The Pragmatic Sanction of 1713 was an edict issued by Emperor Charles VI to ensure that the Habsburg hereditary possessions, which included Austria, Hungary, Croatia, Bohemia, and parts of Italy and the Netherlands, could be inherited by a daughter. This was important because Charles had no male heirs, and previous agreements favored his brother Joseph I’s daughters for succession. The Mutual Pact of Succession of 1703 had originally granted succession rights to the daughters of Joseph and Charles but favored Joseph’s daughters over Charles’s.
Charles amended this by issuing the Pragmatic Sanction, which prioritized his own future daughters over his nieces. This edict, however, did not apply to the office of Holy Roman Emperor, which remained an elective position. For a decade, Charles worked to secure recognition of the sanction from European powers and his own hereditary territories. Although most major European powers accepted it, some Habsburg territories, including Hungary and Bohemia, did not initially agree.

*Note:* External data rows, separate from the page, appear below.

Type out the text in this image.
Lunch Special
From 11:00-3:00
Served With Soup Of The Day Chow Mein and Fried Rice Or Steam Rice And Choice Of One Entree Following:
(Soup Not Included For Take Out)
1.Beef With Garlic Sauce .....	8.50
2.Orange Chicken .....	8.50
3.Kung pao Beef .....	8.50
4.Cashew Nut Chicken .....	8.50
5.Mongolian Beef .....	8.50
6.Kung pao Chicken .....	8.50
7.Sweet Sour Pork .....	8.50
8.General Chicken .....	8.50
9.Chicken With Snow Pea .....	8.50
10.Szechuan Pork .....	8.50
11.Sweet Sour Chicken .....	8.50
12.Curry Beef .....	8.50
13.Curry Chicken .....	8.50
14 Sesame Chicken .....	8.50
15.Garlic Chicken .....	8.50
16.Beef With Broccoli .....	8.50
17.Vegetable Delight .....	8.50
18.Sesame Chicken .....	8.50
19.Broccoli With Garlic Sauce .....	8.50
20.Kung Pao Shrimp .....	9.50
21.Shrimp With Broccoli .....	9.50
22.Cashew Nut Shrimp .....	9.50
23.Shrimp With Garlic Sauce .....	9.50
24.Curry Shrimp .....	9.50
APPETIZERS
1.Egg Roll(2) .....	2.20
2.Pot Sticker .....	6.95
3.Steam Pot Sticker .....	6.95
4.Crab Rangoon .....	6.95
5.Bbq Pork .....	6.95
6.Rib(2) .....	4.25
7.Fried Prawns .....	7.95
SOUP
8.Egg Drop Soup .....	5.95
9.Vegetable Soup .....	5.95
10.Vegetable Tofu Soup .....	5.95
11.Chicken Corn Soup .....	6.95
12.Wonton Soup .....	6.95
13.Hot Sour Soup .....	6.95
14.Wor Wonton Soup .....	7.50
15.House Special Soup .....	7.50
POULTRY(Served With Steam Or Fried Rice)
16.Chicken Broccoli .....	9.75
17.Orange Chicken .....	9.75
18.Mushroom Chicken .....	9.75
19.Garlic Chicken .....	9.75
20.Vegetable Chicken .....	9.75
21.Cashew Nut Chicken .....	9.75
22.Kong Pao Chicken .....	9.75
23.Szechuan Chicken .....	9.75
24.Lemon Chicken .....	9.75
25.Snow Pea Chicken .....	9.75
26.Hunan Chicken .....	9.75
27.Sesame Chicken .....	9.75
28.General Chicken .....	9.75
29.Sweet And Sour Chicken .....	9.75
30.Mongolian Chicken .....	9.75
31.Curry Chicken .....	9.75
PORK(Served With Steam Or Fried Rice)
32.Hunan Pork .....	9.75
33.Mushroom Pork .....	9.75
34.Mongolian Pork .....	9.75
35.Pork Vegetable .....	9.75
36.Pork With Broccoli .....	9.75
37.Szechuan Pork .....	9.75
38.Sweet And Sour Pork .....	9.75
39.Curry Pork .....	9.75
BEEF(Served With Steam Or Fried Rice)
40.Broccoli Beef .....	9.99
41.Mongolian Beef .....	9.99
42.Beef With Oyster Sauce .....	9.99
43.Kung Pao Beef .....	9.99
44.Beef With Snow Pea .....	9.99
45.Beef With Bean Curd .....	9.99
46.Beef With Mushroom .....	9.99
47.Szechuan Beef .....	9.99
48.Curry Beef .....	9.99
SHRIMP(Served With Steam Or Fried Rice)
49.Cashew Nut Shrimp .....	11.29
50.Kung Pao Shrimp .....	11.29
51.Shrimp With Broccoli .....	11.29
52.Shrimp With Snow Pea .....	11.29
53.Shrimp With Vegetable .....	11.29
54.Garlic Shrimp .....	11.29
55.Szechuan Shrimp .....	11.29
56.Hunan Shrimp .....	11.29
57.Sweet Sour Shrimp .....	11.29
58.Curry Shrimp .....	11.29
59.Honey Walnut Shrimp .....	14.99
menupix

After Charles’s death in 1740, his daughter Maria Theresa inherited his lands, but her claims were contested by Prussia and Bavaria, sparking the War of the Austrian Succession. During the war, Austria lost Silesia to Prussia and other territories. The war ended with the Treaty of Aix-la-Chapelle in 1748, which recognized Maria Theresa’s rule over the Habsburg lands. However, the Holy Roman Emperor title was held by her husband, Francis I, after his election in 1745.